The theatre occupies a corner of an old industrial site next to the River Lee Navigation. Neighbours range from a hipster bar and a sustainable fashion brand to a furniture warehouse and a firm of vegetable peelers.
Executive Director Lucy Oliver-Harrison says the vegetable peelers are great in crises such as when a shutter breaks. But given that most tickets are £12.50, how does she make the finances work?
"Our turnover's roughly £600,000 a year and the basic tactic is not to rely too much on any one source of finance.
"We get an amount of project funding from the Arts Council, which is different from core funding - though they're also helpful with mentoring us as a new organisation.
"We're not funded at all by the local council, Tower Hamlets. And we're still developing relationships with the trusts and foundations which take an interest in the arts, but that's a long conversation.
"The most vital income is the restaurant and bar and the music programme we offer there. Actually it's the drinks which make the money far more than the food. People come and have a meal and then see a show and then they stay to drink afterwards. Box-office is less than 10% of what keeps us going."

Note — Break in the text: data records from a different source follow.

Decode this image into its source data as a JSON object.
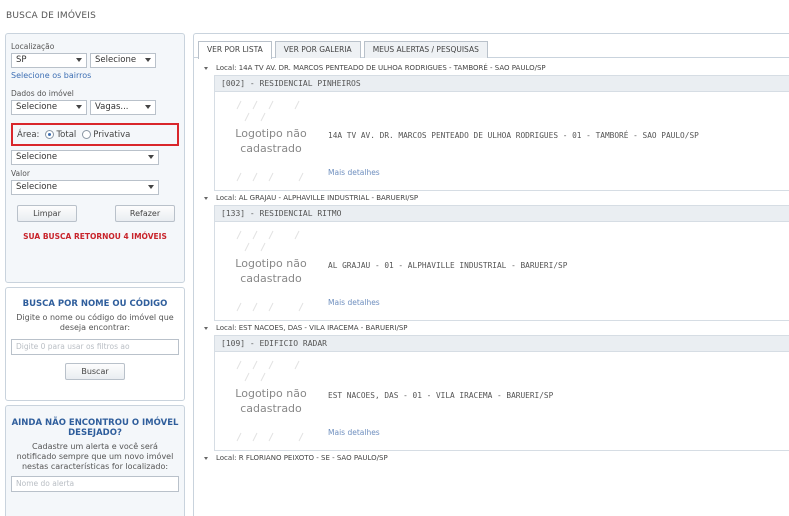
{
  "page": {
    "title": "BUSCA DE IMÓVEIS"
  },
  "sidebar": {
    "location_label": "Localização",
    "state_value": "SP",
    "city_value": "Selecione",
    "neighborhood_link": "Selecione os bairros",
    "property_label": "Dados do imóvel",
    "type_value": "Selecione",
    "rooms_value": "Vagas...",
    "area_label": "Área:",
    "area_total": "Total",
    "area_private": "Privativa",
    "area_select_value": "Selecione",
    "value_label": "Valor",
    "value_select_value": "Selecione",
    "clear_button": "Limpar",
    "redo_button": "Refazer",
    "result_message": "SUA BUSCA RETORNOU 4 IMÓVEIS",
    "name_search": {
      "title": "BUSCA POR NOME OU CÓDIGO",
      "text": "Digite o nome ou código do imóvel que deseja encontrar:",
      "placeholder": "Digite 0 para usar os filtros ao",
      "button": "Buscar"
    },
    "alert": {
      "title": "AINDA NÃO ENCONTROU O IMÓVEL DESEJADO?",
      "text": "Cadastre um alerta e você será notificado sempre que um novo imóvel nestas características for localizado:",
      "placeholder": "Nome do alerta"
    }
  },
  "tabs": [
    "VER POR LISTA",
    "VER POR GALERIA",
    "MEUS ALERTAS / PESQUISAS"
  ],
  "listing_common": {
    "logo_text": "Logotipo não cadastrado",
    "more_link": "Mais detalhes"
  },
  "groups": [
    {
      "local": "Local: 14A TV AV. DR. MARCOS PENTEADO DE ULHOA RODRIGUES - TAMBORÉ - SAO PAULO/SP",
      "title": "[002] - RESIDENCIAL PINHEIROS",
      "address": "14A TV AV. DR. MARCOS PENTEADO DE ULHOA RODRIGUES - 01 - TAMBORÉ - SAO PAULO/SP"
    },
    {
      "local": "Local: AL GRAJAU - ALPHAVILLE INDUSTRIAL - BARUERI/SP",
      "title": "[133] - RESIDENCIAL RITMO",
      "address": "AL GRAJAU - 01 - ALPHAVILLE INDUSTRIAL - BARUERI/SP"
    },
    {
      "local": "Local: EST NACOES, DAS - VILA IRACEMA - BARUERI/SP",
      "title": "[109] - EDIFICIO RADAR",
      "address": "EST NACOES, DAS - 01 - VILA IRACEMA - BARUERI/SP"
    },
    {
      "local": "Local: R FLORIANO PEIXOTO - SE - SAO PAULO/SP"
    }
  ]
}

Miller clearly had the ambition and energy to create The Yard, so what is his hope for the next stage of development?
"Well we don't have big corporate sponsors - partly perhaps because they don't know who we are and also I suppose we're not very corporate in our aesthetic. Yet we're often held up as a beacon of entrepreneurial activity and I think a successful business should be growing."
The Yard is the smallest of the new theatres which have opened in London this decade - growth which can only be looked at with envy outside the capital.
Arrivals since include the St James in 2012, the National's Shed opened in 2013 and is now renamed the Temporary, and the Sam Wanamaker Playhouse at Shakespeare's Globe opened in 2014.
Still to come are a new 900-seater announced by Sir Nicholas Hytner for a site near Tower Bridge and the venue which producer Nica Burns plans near Tottenham Court Road station. It's a mini-boom in London theatre construction unseen since the late 1920s.
Artistic director Jez Bond says planning and building the Park Theatre, which opened in Finsbury Park in 2012, took nine years. Unlike The Yard, it's in a highly developed residential area. There are two auditoriums - one holding 200 seats and the other 90.
Two high-profile shows last year were Dead Sheep, with Steve Nallon returning to the role of Margaret Thatcher, and An Audience with Jimmy Savile which starred Alistair McGowan.
"Six years went in just finding the right building. I knew I wanted an area which could sustain a theatre but which had very little arts provision. Accessibility was a big consideration too. The building had no theatre history: it had been offices for a charity. But being right next door to a tube station was perfect.
"Cost consultants originally told me the building work would cost £3.5m and I'm proud to say we kept it down to £2.5m. A million of income came because we were allowed by the council to add three flats to the site - without that it would have been almost impossible.
"Our ticket prices are mainly under £20. We make a little from our cafe-bar and from things like hiring out space. But currently we have to raise about £300,000 a year from donations just to keep afloat.
"When people come in the front door they always think we've had lots of Arts Council and local authority funding. In fact we've only ever had small grants for specific projects.
"Before Christmas we had a gala which raised £200,000 which was fantastic and it will give us stability for maybe 18 months. But there's a limit to how often you can do that and we desperately need some form of core funding."
Both The Yard and the Park Theatre originate in the ambitions of impressively determined founders. Though in some ways the two venues are very different, Miller and Bond express the purpose of what they're doing in much the same way.
"It's the challenge for every theatre," Bond says.
"How do you engage with your community and how do you diversify your audience? But I think it's especially true in London which is growing so quickly and the population is changing all the time.
"London's theatrical tradition is 500 years-old and it's glorious - but I think new theatres have a real responsibility to reflect the changing city about us."